Preprint Review Version 1 Preserved in Portico This version is not peer-reviewed

The Role of Rotational Thromboelastometry (ROTEM) in Understanding the Coagulation Problems in COVID-19 Associated Critical Illness

Version 1 : Received: 30 January 2021 / Approved: 1 February 2021 / Online: 1 February 2021 (17:34:13 CET)

A peer-reviewed article of this Preprint also exists.
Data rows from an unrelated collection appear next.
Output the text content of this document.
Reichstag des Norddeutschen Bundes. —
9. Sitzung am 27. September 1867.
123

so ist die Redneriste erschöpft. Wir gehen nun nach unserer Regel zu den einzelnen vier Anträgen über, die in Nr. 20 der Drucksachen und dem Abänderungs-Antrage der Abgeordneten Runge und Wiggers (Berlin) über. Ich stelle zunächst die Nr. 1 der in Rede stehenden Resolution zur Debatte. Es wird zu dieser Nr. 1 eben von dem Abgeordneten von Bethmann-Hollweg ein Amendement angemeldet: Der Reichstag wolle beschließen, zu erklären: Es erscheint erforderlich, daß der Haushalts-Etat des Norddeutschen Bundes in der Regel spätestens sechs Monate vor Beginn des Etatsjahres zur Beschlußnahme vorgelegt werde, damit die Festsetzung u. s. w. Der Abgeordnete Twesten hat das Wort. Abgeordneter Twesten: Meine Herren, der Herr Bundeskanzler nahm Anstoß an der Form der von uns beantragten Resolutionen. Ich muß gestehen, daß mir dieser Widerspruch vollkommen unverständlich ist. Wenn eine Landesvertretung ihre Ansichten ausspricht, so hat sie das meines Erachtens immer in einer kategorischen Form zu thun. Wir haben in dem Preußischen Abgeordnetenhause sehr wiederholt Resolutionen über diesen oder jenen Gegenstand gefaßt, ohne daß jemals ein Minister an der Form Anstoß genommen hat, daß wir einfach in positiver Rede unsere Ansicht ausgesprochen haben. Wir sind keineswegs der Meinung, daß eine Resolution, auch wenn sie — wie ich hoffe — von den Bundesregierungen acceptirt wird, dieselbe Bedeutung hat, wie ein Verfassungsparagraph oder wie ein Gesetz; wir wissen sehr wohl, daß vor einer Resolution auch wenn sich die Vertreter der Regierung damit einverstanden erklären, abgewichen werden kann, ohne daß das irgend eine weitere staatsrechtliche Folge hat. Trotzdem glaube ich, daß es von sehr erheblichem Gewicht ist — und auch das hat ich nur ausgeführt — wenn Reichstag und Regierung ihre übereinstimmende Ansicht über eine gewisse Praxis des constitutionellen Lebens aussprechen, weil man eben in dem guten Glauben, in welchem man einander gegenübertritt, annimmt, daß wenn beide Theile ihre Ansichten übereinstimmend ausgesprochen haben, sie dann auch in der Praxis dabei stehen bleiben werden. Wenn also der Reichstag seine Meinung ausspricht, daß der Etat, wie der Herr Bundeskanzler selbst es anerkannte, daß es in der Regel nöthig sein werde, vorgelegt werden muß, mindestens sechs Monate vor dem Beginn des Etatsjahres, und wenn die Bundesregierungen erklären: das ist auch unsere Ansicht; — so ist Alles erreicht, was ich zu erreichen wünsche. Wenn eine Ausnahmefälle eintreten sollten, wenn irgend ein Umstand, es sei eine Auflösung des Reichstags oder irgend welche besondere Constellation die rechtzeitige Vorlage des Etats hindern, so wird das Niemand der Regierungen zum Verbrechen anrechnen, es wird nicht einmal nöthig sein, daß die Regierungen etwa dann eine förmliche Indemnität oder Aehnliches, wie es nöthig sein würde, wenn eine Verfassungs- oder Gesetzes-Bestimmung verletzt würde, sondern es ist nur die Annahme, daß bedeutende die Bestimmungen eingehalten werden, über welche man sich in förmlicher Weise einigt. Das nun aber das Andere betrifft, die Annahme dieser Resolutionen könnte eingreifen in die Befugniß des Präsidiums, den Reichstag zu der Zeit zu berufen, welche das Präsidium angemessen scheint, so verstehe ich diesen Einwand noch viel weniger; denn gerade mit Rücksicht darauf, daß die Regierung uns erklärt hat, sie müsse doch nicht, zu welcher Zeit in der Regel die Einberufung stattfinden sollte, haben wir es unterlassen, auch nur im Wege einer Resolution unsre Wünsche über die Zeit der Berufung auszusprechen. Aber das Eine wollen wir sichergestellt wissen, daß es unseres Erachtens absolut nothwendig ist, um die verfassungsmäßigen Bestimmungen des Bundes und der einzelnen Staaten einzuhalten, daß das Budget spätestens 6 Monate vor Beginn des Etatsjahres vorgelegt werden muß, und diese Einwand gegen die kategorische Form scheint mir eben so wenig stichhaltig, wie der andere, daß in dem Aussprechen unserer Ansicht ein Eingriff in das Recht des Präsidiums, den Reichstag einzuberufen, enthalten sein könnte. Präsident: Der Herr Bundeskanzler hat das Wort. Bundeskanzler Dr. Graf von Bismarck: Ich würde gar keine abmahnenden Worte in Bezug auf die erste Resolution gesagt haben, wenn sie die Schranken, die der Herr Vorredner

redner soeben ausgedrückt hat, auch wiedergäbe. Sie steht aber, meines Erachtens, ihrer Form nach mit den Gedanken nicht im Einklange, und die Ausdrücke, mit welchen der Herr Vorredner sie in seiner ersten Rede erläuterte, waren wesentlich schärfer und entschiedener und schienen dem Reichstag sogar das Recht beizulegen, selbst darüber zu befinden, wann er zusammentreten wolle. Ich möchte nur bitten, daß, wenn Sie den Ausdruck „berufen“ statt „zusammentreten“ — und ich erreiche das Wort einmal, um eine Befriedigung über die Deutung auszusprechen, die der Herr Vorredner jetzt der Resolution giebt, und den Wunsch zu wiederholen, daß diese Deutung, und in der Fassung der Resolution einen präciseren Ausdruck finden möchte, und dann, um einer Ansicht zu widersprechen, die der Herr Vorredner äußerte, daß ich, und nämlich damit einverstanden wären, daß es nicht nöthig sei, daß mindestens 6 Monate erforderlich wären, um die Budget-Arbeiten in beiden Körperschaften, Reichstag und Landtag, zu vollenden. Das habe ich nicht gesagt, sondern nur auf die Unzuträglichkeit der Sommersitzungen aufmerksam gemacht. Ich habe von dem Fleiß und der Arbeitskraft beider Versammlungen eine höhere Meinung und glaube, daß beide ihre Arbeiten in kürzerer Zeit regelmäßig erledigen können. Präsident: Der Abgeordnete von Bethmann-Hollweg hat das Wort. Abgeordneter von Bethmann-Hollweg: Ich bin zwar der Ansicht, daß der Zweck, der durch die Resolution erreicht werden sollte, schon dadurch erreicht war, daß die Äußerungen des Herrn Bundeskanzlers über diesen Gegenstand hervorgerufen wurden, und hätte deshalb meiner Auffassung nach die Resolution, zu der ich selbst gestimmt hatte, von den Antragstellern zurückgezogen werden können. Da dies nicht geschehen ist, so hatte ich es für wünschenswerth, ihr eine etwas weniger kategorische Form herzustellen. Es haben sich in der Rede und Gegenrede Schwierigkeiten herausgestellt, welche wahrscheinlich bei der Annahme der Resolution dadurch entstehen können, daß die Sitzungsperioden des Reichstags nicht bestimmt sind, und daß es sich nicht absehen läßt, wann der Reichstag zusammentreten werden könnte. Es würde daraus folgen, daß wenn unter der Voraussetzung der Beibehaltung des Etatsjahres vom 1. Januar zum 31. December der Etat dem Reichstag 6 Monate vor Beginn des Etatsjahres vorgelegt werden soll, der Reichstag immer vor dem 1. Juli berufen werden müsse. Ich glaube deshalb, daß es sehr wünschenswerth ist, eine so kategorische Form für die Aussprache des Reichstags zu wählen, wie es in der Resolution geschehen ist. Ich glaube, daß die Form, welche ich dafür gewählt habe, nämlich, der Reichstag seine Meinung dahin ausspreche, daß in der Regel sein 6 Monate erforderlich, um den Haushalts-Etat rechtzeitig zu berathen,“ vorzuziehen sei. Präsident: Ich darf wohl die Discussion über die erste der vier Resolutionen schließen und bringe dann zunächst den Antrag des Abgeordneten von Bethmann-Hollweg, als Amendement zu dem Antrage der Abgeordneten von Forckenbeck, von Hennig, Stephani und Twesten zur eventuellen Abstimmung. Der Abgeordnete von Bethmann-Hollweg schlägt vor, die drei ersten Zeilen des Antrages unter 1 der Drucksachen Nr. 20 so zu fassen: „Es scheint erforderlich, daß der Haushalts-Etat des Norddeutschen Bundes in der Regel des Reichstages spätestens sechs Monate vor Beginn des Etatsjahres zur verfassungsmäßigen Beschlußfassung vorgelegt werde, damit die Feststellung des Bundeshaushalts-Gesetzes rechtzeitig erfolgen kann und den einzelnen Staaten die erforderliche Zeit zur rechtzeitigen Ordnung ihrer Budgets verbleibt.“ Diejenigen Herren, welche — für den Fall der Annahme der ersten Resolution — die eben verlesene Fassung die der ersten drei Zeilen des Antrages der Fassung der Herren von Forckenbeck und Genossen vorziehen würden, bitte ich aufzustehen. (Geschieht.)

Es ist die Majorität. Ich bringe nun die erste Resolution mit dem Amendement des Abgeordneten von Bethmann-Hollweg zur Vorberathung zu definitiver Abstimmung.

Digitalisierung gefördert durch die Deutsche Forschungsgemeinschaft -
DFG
Journal reference: Anaesthesiol Intensive Ther 2021, 53
DOI: 10.5114/ait.2021.109401


In critically ill patients with COVID-19, concomitant abnormalities of coagulation have been seen with an unusually high incidence. Standard coagulation tests are limited in their ability accurately to reflect the severity of the pro-thrombotic phenotype observed in severe COVID-19 infections. In this narrative review we consider the role of rotational thromboelastometry (ROTEM) as a near bedside test allowing a more comprehensive assessment of haemostatic function in the context of COVID-19 infection. Comprehensive literature search was conducted on PubMed, revealing 13 publications on the subject. The coagulopathy of this disease process appears to be insufficiently represented with often normal conventional coagulation test parameters. Whilst not the perfect substitute for in vivo coagulation, studies utilising rotational thromboelastometry assays in COVID-19 patients have demonstrated increased maximum clot firmness (consistent with hyper-coagulability) and reduced maximum lysis (consistent with “fibrinolytic shutdown”). ROTEM appears to be a possible tool for risk stratification and to monitor the potential modulation of fibrinogen-dependent coagulation processes with enhanced anti-coagulation strategies. Precisely how these coagulation abnormalities can be modified by optimum, individualised medical interventions to improve clinical outcome, however, remains unclear.